Dusseldorf police said in a joint statement with the prosecutor’s office that the man “stated that he was responsible for the attack.”
“This person’s involvement in the crime is currently being intensively investigated,” the statement said.
On Saturday the Islamic State group claimed responsibility for the attack, without providing evidence. The group claimed on its news site that the attacker targeted Christians and that he carried out the assaults on Friday night “to avenge Muslims in Palestine and everywhere.” The claim couldn’t be independently verified.
The attack comes amid debate over immigration ahead of regional elections next Sunday in Germany’s Saxony and Thuringia regions where anti-immigration parties such as the populist Alternative for Germany are expected to do well.
In June, Chancellor Olaf Scholz vowed that the country would start deporting criminals from Afghanistan and Syria again after a knife attack by an Afghan immigrant left one police officer dead and four more people injured.
Friday’s attack plunged the city of Solingen into shock and grief.
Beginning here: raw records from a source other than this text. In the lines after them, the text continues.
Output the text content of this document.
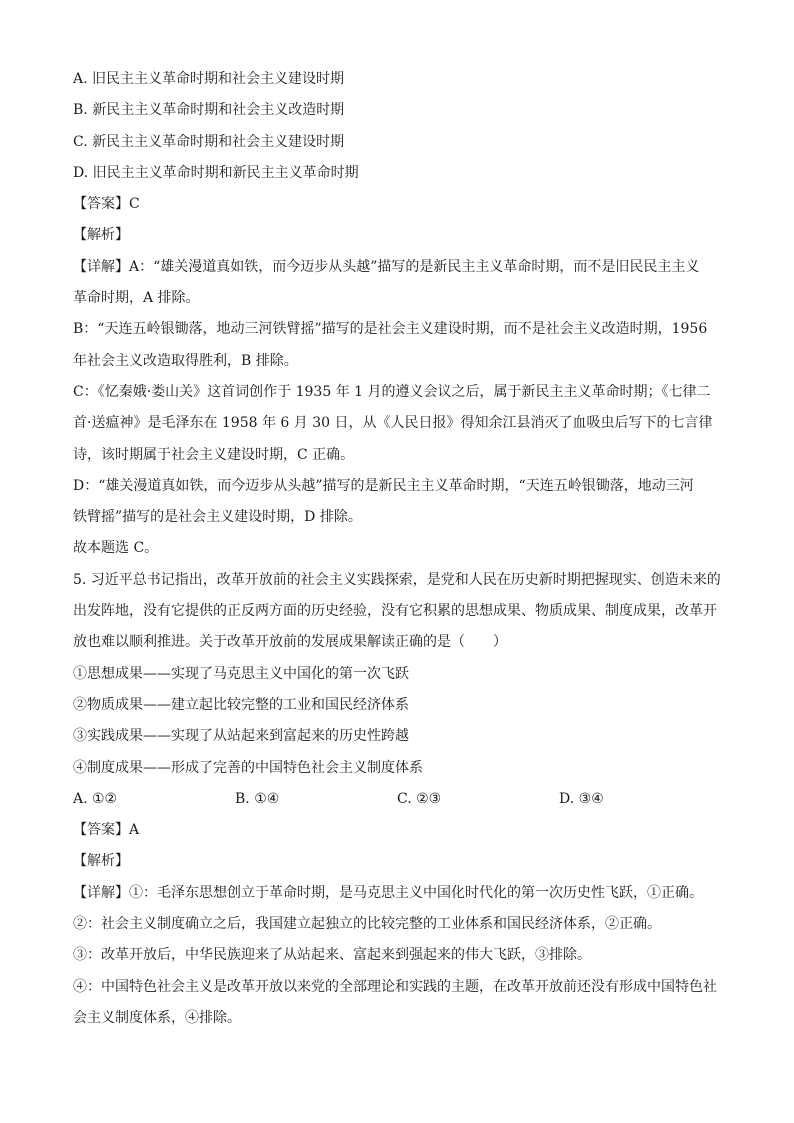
A. 旧民主主义革命时期和社会主义建设时期
B. 新民主主义革命时期和社会主义改造时期
C. 新民主主义革命时期和社会主义建设时期
D. 旧民主主义革命时期和新民主主义革命时期
【答案】C
【解析】
【详解】A：“雄关漫道真如铁，而今迈步从头越”描写的是新民主主义革命时期，而不是旧民民主主义
革命时期，A 排除。
B：“天连五岭银锄落，地动三河铁臂摇”描写的是社会主义建设时期，而不是社会主义改造时期，1956
年社会主义改造取得胜利，B 排除。
C：《忆秦娥·娄山关》这首词创作于 1935 年 1 月的遵义会议之后，属于新民主主义革命时期；《七律二
首·送瘟神》是毛泽东在 1958 年 6 月 30 日，从《人民日报》得知余江县消灭了血吸虫后写下的七言律
诗，该时期属于社会主义建设时期，C 正确。
D：“雄关漫道真如铁，而今迈步从头越”描写的是新民主主义革命时期，“天连五岭银锄落，地动三河
铁臂摇”描写的是社会主义建设时期，D 排除。
故本题选 C。
5. 习近平总书记指出，改革开放前的社会主义实践探索，是党和人民在历史新时期把握现实、创造未来的
出发阵地，没有它提供的正反两方面的历史经验，没有它积累的思想成果、物质成果、制度成果，改革开
放也难以顺利推进。关于改革开放前的发展成果解读正确的是（　　）
①思想成果——实现了马克思主义中国化的第一次飞跃
②物质成果——建立起比较完整的工业和国民经济体系
③实践成果——实现了从站起来到富起来的历史性跨越
④制度成果——形成了完善的中国特色社会主义制度体系
A. ①②	B. ①④	C. ②③	D. ③④
【答案】A
【解析】
【详解】①：毛泽东思想创立于革命时期，是马克思主义中国化时代化的第一次历史性飞跃，①正确。
②：社会主义制度确立之后，我国建立起独立的比较完整的工业体系和国民经济体系，②正确。
③：改革开放后，中华民族迎来了从站起来、富起来到强起来的伟大飞跃，③排除。
④：中国特色社会主义是改革开放以来党的全部理论和实践的主题，在改革开放前还没有形成中国特色社
会主义制度体系，④排除。
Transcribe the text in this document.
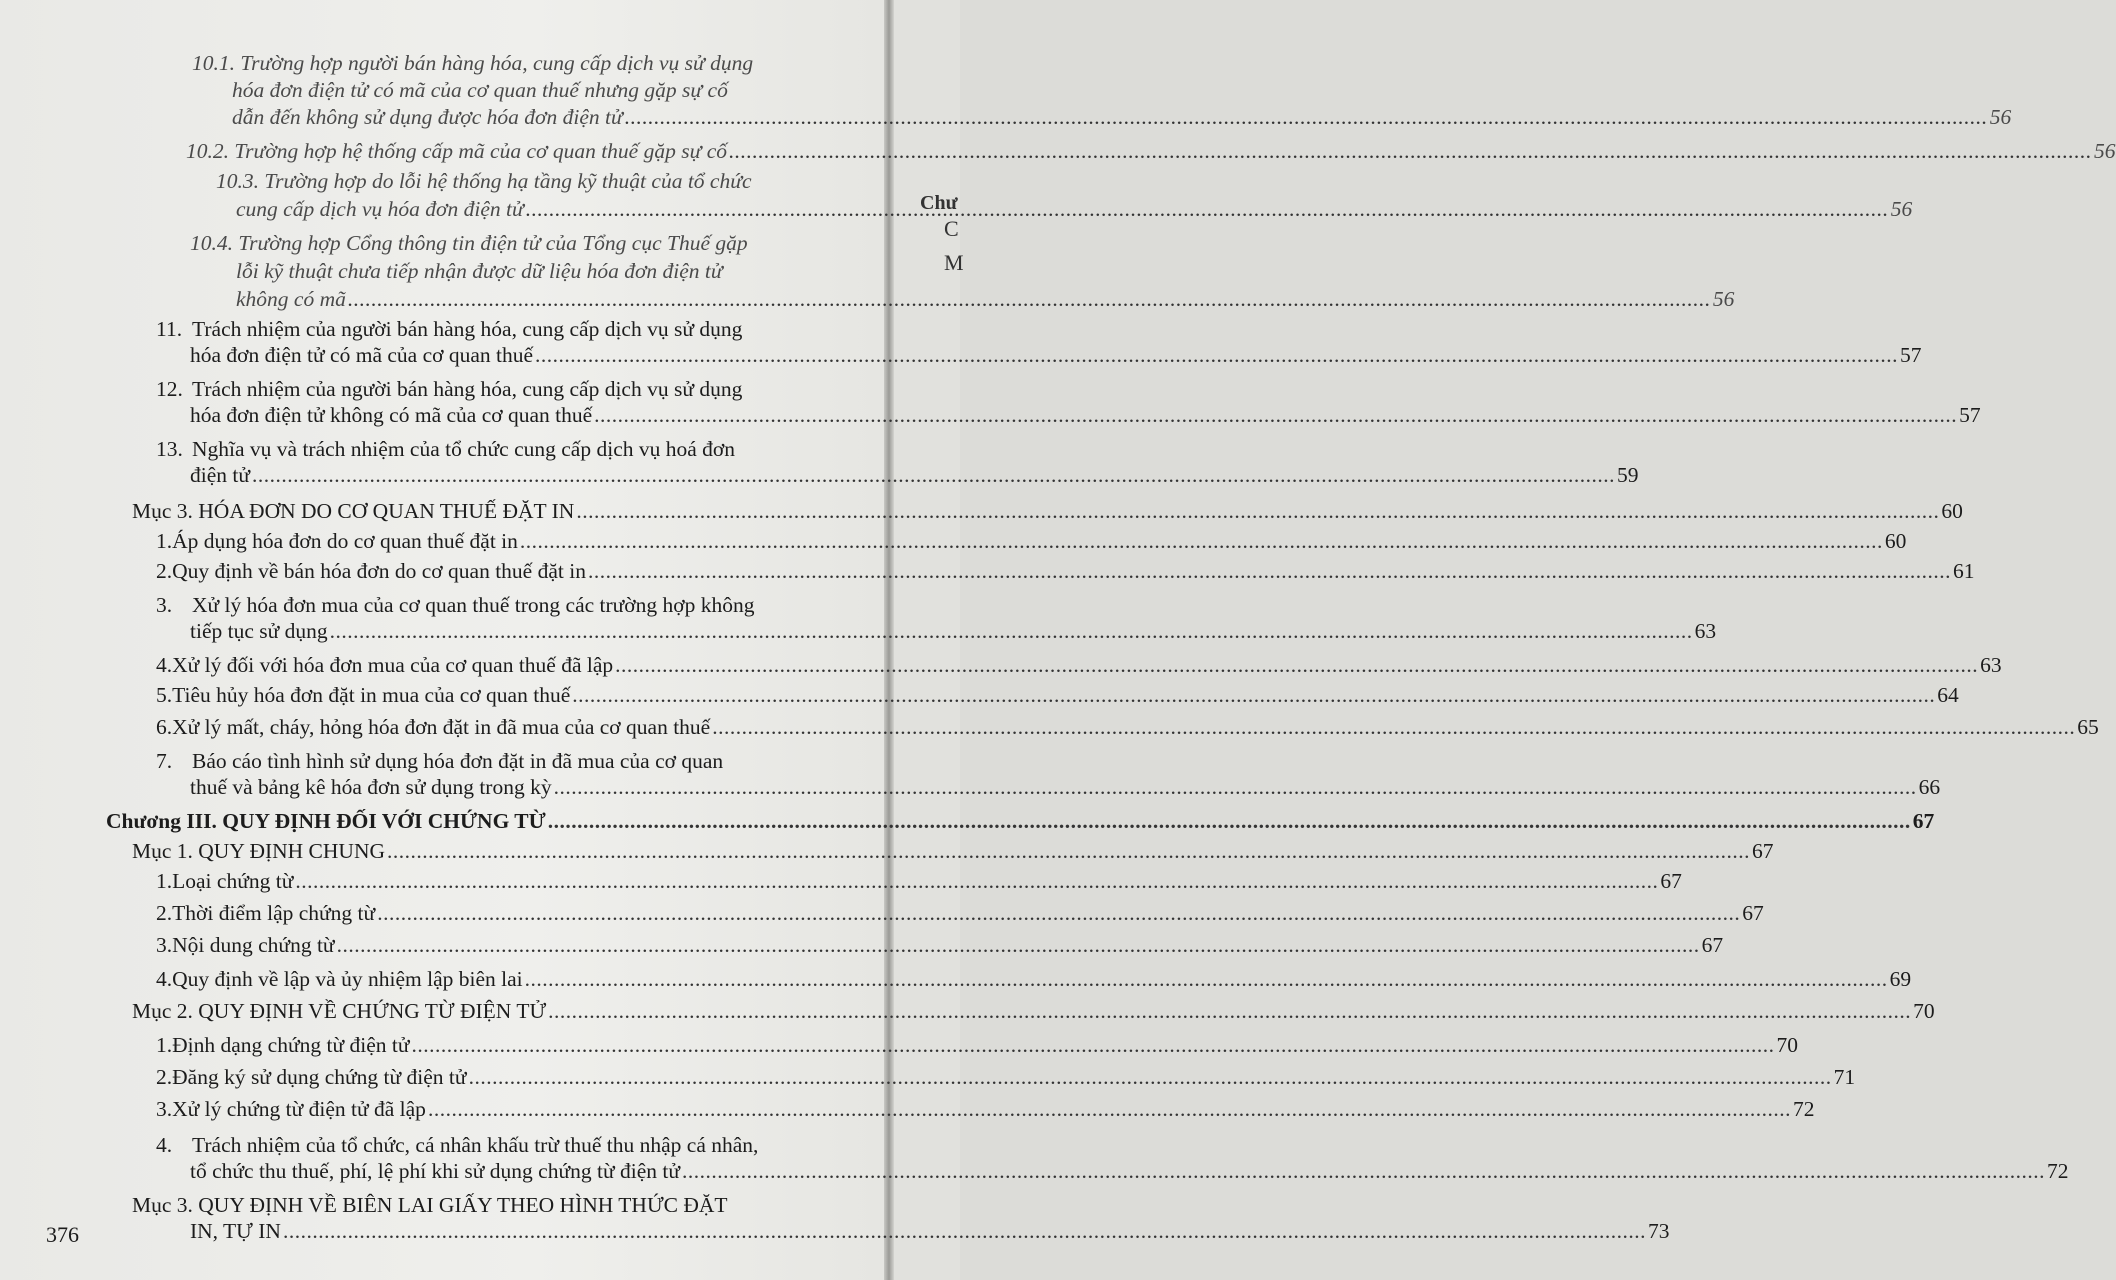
Chư
C
M
10.1. Trường hợp người bán hàng hóa, cung cấp dịch vụ sử dụng
hóa đơn điện tử có mã của cơ quan thuế nhưng gặp sự cố
dẫn đến không sử dụng được hóa đơn điện tử .....	56
10.2. Trường hợp hệ thống cấp mã của cơ quan thuế gặp sự cố .....	56
10.3. Trường hợp do lỗi hệ thống hạ tầng kỹ thuật của tổ chức
cung cấp dịch vụ hóa đơn điện tử .....	56
10.4. Trường hợp Cổng thông tin điện tử của Tổng cục Thuế gặp
lỗi kỹ thuật chưa tiếp nhận được dữ liệu hóa đơn điện tử
không có mã .....	56
11. Trách nhiệm của người bán hàng hóa, cung cấp dịch vụ sử dụng
hóa đơn điện tử có mã của cơ quan thuế .....	57
12. Trách nhiệm của người bán hàng hóa, cung cấp dịch vụ sử dụng
hóa đơn điện tử không có mã của cơ quan thuế .....	57
13. Nghĩa vụ và trách nhiệm của tổ chức cung cấp dịch vụ hoá đơn
điện tử .....	59
Mục 3. HÓA ĐƠN DO CƠ QUAN THUẾ ĐẶT IN .....	60
1. Áp dụng hóa đơn do cơ quan thuế đặt in .....	60
2. Quy định về bán hóa đơn do cơ quan thuế đặt in .....	61
3. Xử lý hóa đơn mua của cơ quan thuế trong các trường hợp không
tiếp tục sử dụng .....	63
4. Xử lý đối với hóa đơn mua của cơ quan thuế đã lập .....	63
5. Tiêu hủy hóa đơn đặt in mua của cơ quan thuế .....	64
6. Xử lý mất, cháy, hỏng hóa đơn đặt in đã mua của cơ quan thuế .....	65
7. Báo cáo tình hình sử dụng hóa đơn đặt in đã mua của cơ quan
thuế và bảng kê hóa đơn sử dụng trong kỳ .....	66
Chương III. QUY ĐỊNH ĐỐI VỚI CHỨNG TỪ .....	67
Mục 1. QUY ĐỊNH CHUNG .....	67
1. Loại chứng từ .....	67
2. Thời điểm lập chứng từ .....	67
3. Nội dung chứng từ .....	67
4. Quy định về lập và ủy nhiệm lập biên lai .....	69
Mục 2. QUY ĐỊNH VỀ CHỨNG TỪ ĐIỆN TỬ .....	70
1. Định dạng chứng từ điện tử .....	70
2. Đăng ký sử dụng chứng từ điện tử .....	71
3. Xử lý chứng từ điện tử đã lập .....	72
4. Trách nhiệm của tổ chức, cá nhân khấu trừ thuế thu nhập cá nhân,
tổ chức thu thuế, phí, lệ phí khi sử dụng chứng từ điện tử .....	72
Mục 3. QUY ĐỊNH VỀ BIÊN LAI GIẤY THEO HÌNH THỨC ĐẶT
IN, TỰ IN .....	73
376
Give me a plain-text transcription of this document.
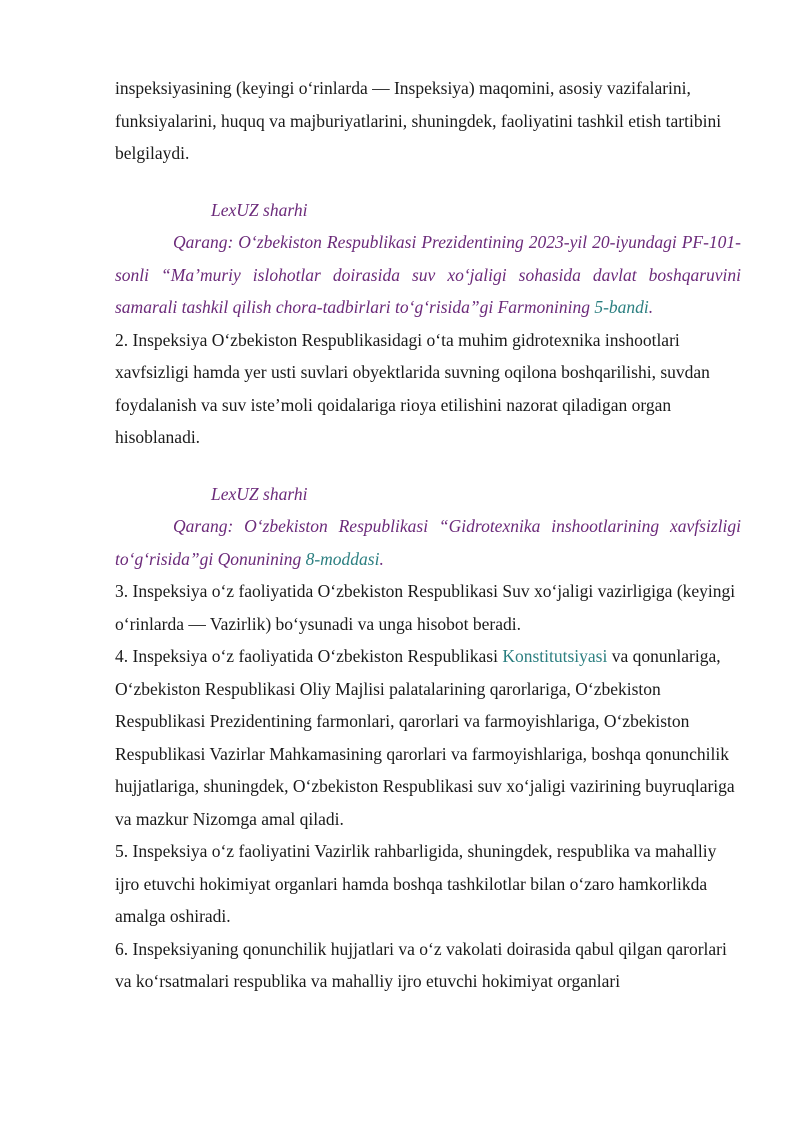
inspeksiyasining (keyingi oʻrinlarda — Inspeksiya) maqomini, asosiy vazifalarini, funksiyalarini, huquq va majburiyatlarini, shuningdek, faoliyatini tashkil etish tartibini belgilaydi.

LexUZ sharhi

Qarang: Oʻzbekiston Respublikasi Prezidentining 2023-yil 20-iyundagi PF-101-sonli “Maʼmuriy islohotlar doirasida suv xoʻjaligi sohasida davlat boshqaruvini samarali tashkil qilish chora-tadbirlari toʻgʻrisida”gi Farmonining 5-bandi.

2. Inspeksiya Oʻzbekiston Respublikasidagi oʻta muhim gidrotexnika inshootlari xavfsizligi hamda yer usti suvlari obyektlarida suvning oqilona boshqarilishi, suvdan foydalanish va suv isteʼmoli qoidalariga rioya etilishini nazorat qiladigan organ hisoblanadi.

LexUZ sharhi

Qarang: Oʻzbekiston Respublikasi “Gidrotexnika inshootlarining xavfsizligi toʻgʻrisida”gi Qonunining 8-moddasi.

3. Inspeksiya oʻz faoliyatida Oʻzbekiston Respublikasi Suv xoʻjaligi vazirligiga (keyingi oʻrinlarda — Vazirlik) boʻysunadi va unga hisobot beradi.

4. Inspeksiya oʻz faoliyatida Oʻzbekiston Respublikasi Konstitutsiyasi va qonunlariga, Oʻzbekiston Respublikasi Oliy Majlisi palatalarining qarorlariga, Oʻzbekiston Respublikasi Prezidentining farmonlari, qarorlari va farmoyishlariga, Oʻzbekiston Respublikasi Vazirlar Mahkamasining qarorlari va farmoyishlariga, boshqa qonunchilik hujjatlariga, shuningdek, Oʻzbekiston Respublikasi suv xoʻjaligi vazirining buyruqlariga va mazkur Nizomga amal qiladi.

5. Inspeksiya oʻz faoliyatini Vazirlik rahbarligida, shuningdek, respublika va mahalliy ijro etuvchi hokimiyat organlari hamda boshqa tashkilotlar bilan oʻzaro hamkorlikda amalga oshiradi.

6. Inspeksiyaning qonunchilik hujjatlari va oʻz vakolati doirasida qabul qilgan qarorlari va koʻrsatmalari respublika va mahalliy ijro etuvchi hokimiyat organlari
A city of about 160,000 residents near the bigger cities of Cologne and Dusseldorf, Solingen was holding a Festival of Diversity to celebrate its anniversary.
The festival began on Friday and was supposed to run through to Sunday, but was cancelled because of the attack.
Officials had earlier said that a teenage boy was arrested on suspicion that he knew about the planned attack and failed to inform authorities, but that he was not the attacker.
People alerted police on Friday morning that a man had assaulted several people with a knife on the city’s central square, the Fronhof.
Police said that the attacker appeared to have deliberately aimed for his victims’ throats.